At the Maine Coastal Islands National Wildlife Refuge, the tiny bodies of Arctic tern chicks have piled up. Over the past few years, biologists have counted thousands that starved to death because the herring their parents feed them have vanished.

Puffins are also having trouble feeding their chicks, which weigh less than previous broods. When the parents leave the chicks to fend for themselves, the young birds are failing to find food, and hundreds are washing up dead on the Atlantic coast.

What’s happening to migratory seabirds? Biologists are worried about a twofold problem: Commercial fishing is reducing their food source, and climate change is causing fish to seek colder waters, according to a bulletin released Tuesday by the U.S. Fish and Wildlife Service.

“We’ve seen a 40 percent decline of Arctic terns in the last 10 years,” said Linda Welch, a Fish and Wildlife Service biologist at the refuge. Arctic tern pairs in Maine have fallen from 4,224 pairs in 2008 to 2,467 pairs last year, the Fish and Wildlife Service said.

Biologists at the Maine refuge are not sure whether herring sought colder waters elsewhere or went deeper, but they are no longer on the surface, from which Arctic terns pluck them. While other birds can dive deep for food, Arctic terns cannot.

“They’re not getting herring, so they bring butterfish that the chicks can’t swallow,” Welch said. “So they starve to death. You have thousands and thousands of chicks dying. It’s very sad.”

On the Machias Seal Island, the largest tern colony on the refuge’s 50 islands, a shortage of fish prompted 3,000 pairs to abandon their nests in 2007. “They haven’t raised any chicks since,” Welch said.

Arctic terns arrive at the Maine islands after a month of flying from the Antarctic, about 470 miles a day — 14,000 total — low on energy, longing for a bite. If they lack food and energy, “they can’t keep the gulls off them,” Welch said. Gulls eat terns.

In the past two years, Welch said, biologists at the refuge went to the most productive foraging grounds where seabirds, whales and dolphin prey on herring, and spotted fishing trawlers.

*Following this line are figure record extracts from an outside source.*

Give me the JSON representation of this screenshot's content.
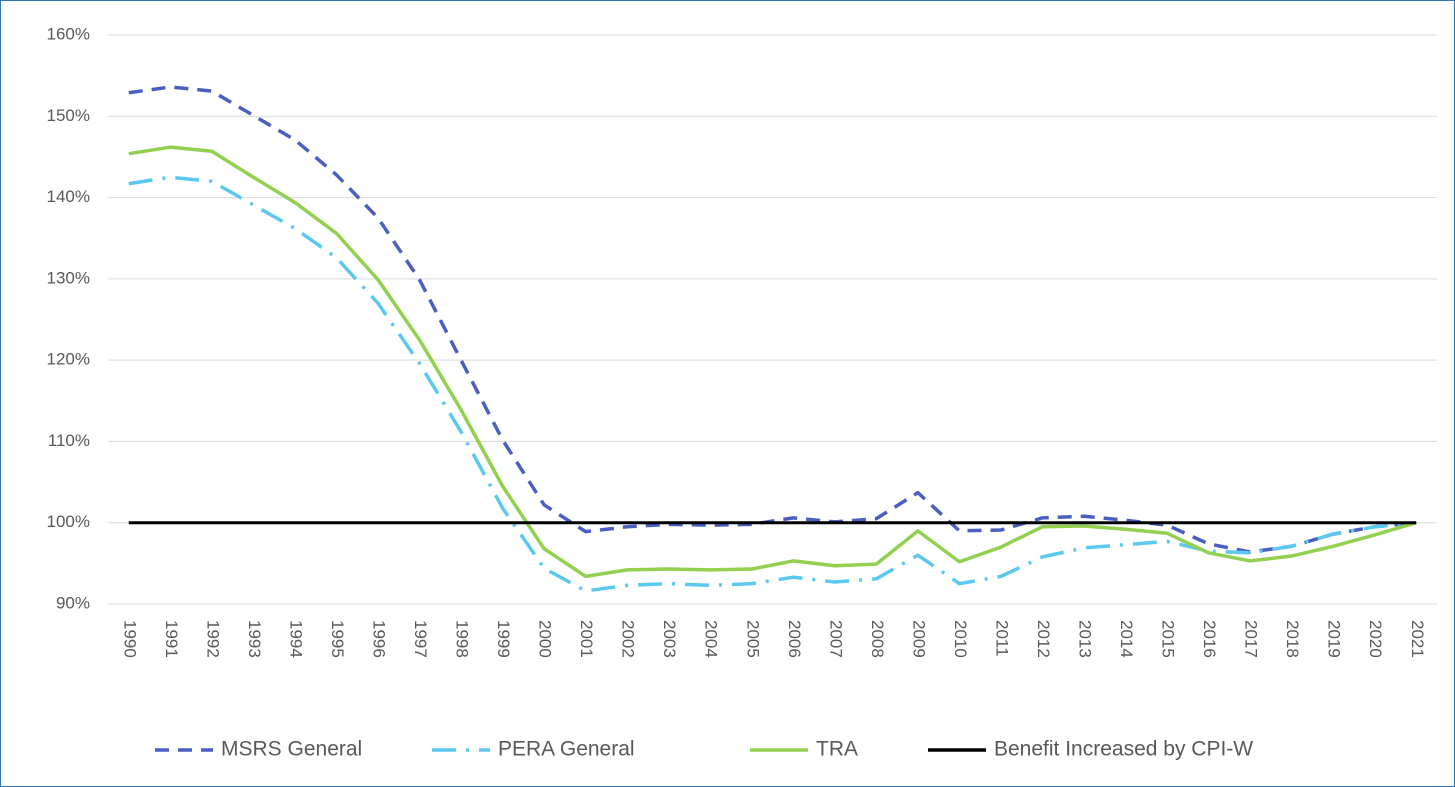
{
  "chart_data": {
    "type": "line",
    "categories": [
      "1990",
      "1991",
      "1992",
      "1993",
      "1994",
      "1995",
      "1996",
      "1997",
      "1998",
      "1999",
      "2000",
      "2001",
      "2002",
      "2003",
      "2004",
      "2005",
      "2006",
      "2007",
      "2008",
      "2009",
      "2010",
      "2011",
      "2012",
      "2013",
      "2014",
      "2015",
      "2016",
      "2017",
      "2018",
      "2019",
      "2020",
      "2021"
    ],
    "series": [
      {
        "name": "MSRS General",
        "color": "#4a5fc1",
        "dash": "dashed",
        "values": [
          152.9,
          153.6,
          153.1,
          150.1,
          147.1,
          142.8,
          137.5,
          129.9,
          120.0,
          110.2,
          102.2,
          98.9,
          99.5,
          99.8,
          99.7,
          99.8,
          100.6,
          100.1,
          100.5,
          103.7,
          99.0,
          99.1,
          100.6,
          100.8,
          100.3,
          99.7,
          97.4,
          96.4,
          97.1,
          98.6,
          99.5,
          100
        ]
      },
      {
        "name": "PERA General",
        "color": "#5bc8f0",
        "dash": "long-dash-dot",
        "values": [
          141.7,
          142.5,
          142.0,
          139.1,
          136.2,
          132.6,
          127.0,
          119.6,
          111.2,
          101.8,
          94.4,
          91.6,
          92.3,
          92.5,
          92.3,
          92.5,
          93.3,
          92.7,
          93.1,
          96.0,
          92.5,
          93.4,
          95.8,
          96.9,
          97.3,
          97.7,
          96.5,
          96.3,
          97.1,
          98.6,
          99.5,
          100
        ]
      },
      {
        "name": "TRA",
        "color": "#92d050",
        "dash": "solid",
        "values": [
          145.4,
          146.2,
          145.7,
          142.5,
          139.4,
          135.6,
          129.9,
          122.5,
          113.9,
          104.5,
          96.8,
          93.4,
          94.2,
          94.3,
          94.2,
          94.3,
          95.3,
          94.7,
          94.9,
          99.0,
          95.2,
          97.0,
          99.5,
          99.6,
          99.2,
          98.7,
          96.3,
          95.3,
          95.9,
          97.1,
          98.5,
          100
        ]
      },
      {
        "name": "Benefit Increased by CPI-W",
        "color": "#000000",
        "dash": "solid",
        "values": [
          100,
          100,
          100,
          100,
          100,
          100,
          100,
          100,
          100,
          100,
          100,
          100,
          100,
          100,
          100,
          100,
          100,
          100,
          100,
          100,
          100,
          100,
          100,
          100,
          100,
          100,
          100,
          100,
          100,
          100,
          100,
          100
        ]
      }
    ],
    "ylim": [
      90,
      160
    ],
    "yticks": [
      {
        "value": 90,
        "label": "90%"
      },
      {
        "value": 100,
        "label": "100%"
      },
      {
        "value": 110,
        "label": "110%"
      },
      {
        "value": 120,
        "label": "120%"
      },
      {
        "value": 130,
        "label": "130%"
      },
      {
        "value": 140,
        "label": "140%"
      },
      {
        "value": 150,
        "label": "150%"
      },
      {
        "value": 160,
        "label": "160%"
      }
    ],
    "grid": true,
    "legend": "bottom"
  }
}
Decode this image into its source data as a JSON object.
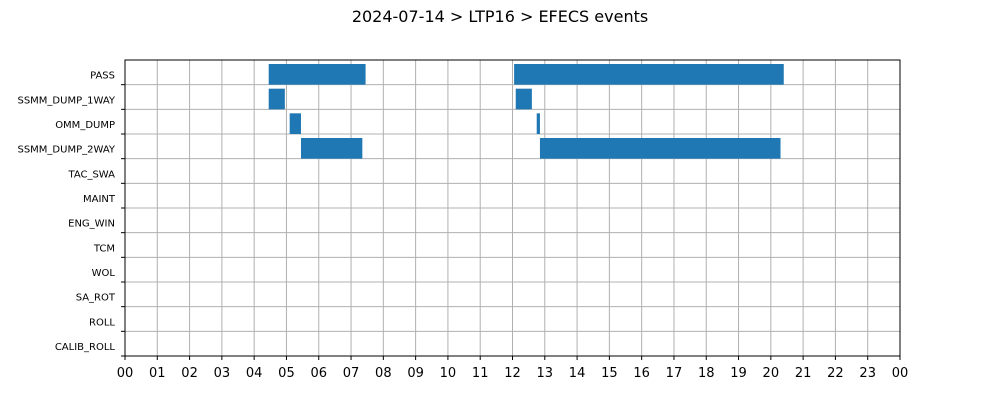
{
  "chart_data": {
    "type": "bar",
    "orientation": "horizontal-timeline",
    "title": "2024-07-14 > LTP16 > EFECS events",
    "xlabel": "",
    "ylabel": "",
    "xlim": [
      0,
      24
    ],
    "x_ticks": [
      "00",
      "01",
      "02",
      "03",
      "04",
      "05",
      "06",
      "07",
      "08",
      "09",
      "10",
      "11",
      "12",
      "13",
      "14",
      "15",
      "16",
      "17",
      "18",
      "19",
      "20",
      "21",
      "22",
      "23",
      "00"
    ],
    "categories": [
      "PASS",
      "SSMM_DUMP_1WAY",
      "OMM_DUMP",
      "SSMM_DUMP_2WAY",
      "TAC_SWA",
      "MAINT",
      "ENG_WIN",
      "TCM",
      "WOL",
      "SA_ROT",
      "ROLL",
      "CALIB_ROLL"
    ],
    "grid": true,
    "bar_color": "#1f77b4",
    "events": [
      {
        "category": "PASS",
        "start": 4.45,
        "end": 7.45
      },
      {
        "category": "PASS",
        "start": 12.05,
        "end": 20.4
      },
      {
        "category": "SSMM_DUMP_1WAY",
        "start": 4.45,
        "end": 4.95
      },
      {
        "category": "SSMM_DUMP_1WAY",
        "start": 12.1,
        "end": 12.6
      },
      {
        "category": "OMM_DUMP",
        "start": 5.1,
        "end": 5.45
      },
      {
        "category": "OMM_DUMP",
        "start": 12.75,
        "end": 12.85
      },
      {
        "category": "SSMM_DUMP_2WAY",
        "start": 5.45,
        "end": 7.35
      },
      {
        "category": "SSMM_DUMP_2WAY",
        "start": 12.85,
        "end": 20.3
      }
    ]
  }
}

“When [the trawlers] come out, the whales and birds disappear, and you don’t see them again,” Welch said. “I think it’s hard to deny that they don’t have an effect on these birds.”

Recently the Mid-Atlantic Fishery Management Council lowered the amount of herring and shad that trawlers can take next year in an effort to save the species. The effect on seabirds was not a prominent factor in that decision.

Migratory birds “are among the most vulnerable groups of species to climate change,” said Doug Inkley, a senior scientist for the National Wildlife Federation who studies them. “Migratory birds need suitable areas to breed when they’re migrating and on their wintering grounds. Through climate change, if you affect any of these habitats, you’ve broken a link in the chain. That puts the species in peril.”

Climate change also threatens a shorebird, the red knot. As temperatures warm, they are leaving the southern tip of Brazil later for a 9,000-mile journey back to their Arctic breeding ground. Timing is key, because red knots might miss the peak of Delaware’s horseshoe crab spawn, where they gorge themselves on eggs and double their weight.